While it is established that an employer can take into account social media posts, this does not extend to an employer being able to force employees to give them access to their private Facebook account. In Hammond v Credit Union Baywide a photo from a former employee’s private Facebook page was found to be personal information under the Privacy Act 1993. The disgruntled former employee posted a photo of a cake with the words “F**k U Credit Union” iced on the top. The Human Rights Review Tribunal was critical of the fact that the Human Resource Manager coerced a junior staff member into giving her access to her Facebook account so that the Human Resources manager could take a screen shot of the photo. As the Human Rights Review Tribunal had previously found that the Facebook posts were personal information, the Human Resources Manager’s actions were a breach of privacy.

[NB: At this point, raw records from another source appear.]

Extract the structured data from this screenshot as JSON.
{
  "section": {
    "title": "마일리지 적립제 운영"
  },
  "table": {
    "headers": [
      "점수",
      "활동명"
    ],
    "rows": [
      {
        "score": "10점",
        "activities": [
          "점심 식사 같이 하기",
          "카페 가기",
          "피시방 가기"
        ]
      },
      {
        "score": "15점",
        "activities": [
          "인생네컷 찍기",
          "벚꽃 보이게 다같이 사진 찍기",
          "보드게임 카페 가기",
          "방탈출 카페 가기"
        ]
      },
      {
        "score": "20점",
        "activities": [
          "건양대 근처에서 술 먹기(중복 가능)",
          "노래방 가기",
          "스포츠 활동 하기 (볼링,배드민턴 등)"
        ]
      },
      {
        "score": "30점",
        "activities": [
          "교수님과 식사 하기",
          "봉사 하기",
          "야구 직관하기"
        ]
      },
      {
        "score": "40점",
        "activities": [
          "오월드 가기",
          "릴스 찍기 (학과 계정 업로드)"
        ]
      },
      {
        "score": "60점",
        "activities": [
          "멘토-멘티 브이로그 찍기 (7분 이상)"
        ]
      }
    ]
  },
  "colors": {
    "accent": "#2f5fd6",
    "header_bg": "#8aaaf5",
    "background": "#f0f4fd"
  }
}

On its face, it’s hard to reconcile Hammond v Credit Union Baywide with the decisions from the Employment Relations Authority and Employment Court. While an employer can take into account social media posts when disciplining an employee, they can not directly ask for that information if the employee has a private account. The employer will need to become aware of that information either because they are “friends” with the employee on Facebook, or because they have been made aware of that information through other employees, clients or customers. In practice, this may not pose as much of a problem as it first appears. An employer can only take disciplinary action against an employee whose behaviour on social media is affecting their ability to carrying out their role. If an employer is unaware of the employee’s behaviour, or that behaviour has not been brought to its attention by other employees or customers, it is unlikely that it is affecting the employee’s ability to do their job.
Vitriolic Facebook comments, even on a private Facebook account, could potentially be grounds for disciplinary action up to dismissal. Whether an employers actions are justified will depend on the specific nature of each case. Amongst other things, employers will need to weigh up the nature of the social media posts, the effect that those posts could have on its reputation, the nature of the employee’s role, and whether or not the employer or its staff can directly view those comments.
Employees who are in senior positions or who represent their employer in public will face greater scrutiny. A well drafted social media policy will also assist employers in this regard, particularly if it has been created in consultation with employees.
What type of social media posts will bring the employer into disrepute?
Going back to our star employee with the habit of online trolling. The employer would be well within its rights to start an investigation which may lead to disciplinary action, particularly if it had a well drafted social media policy. The response that this was just “free speech” wouldn’t cut it.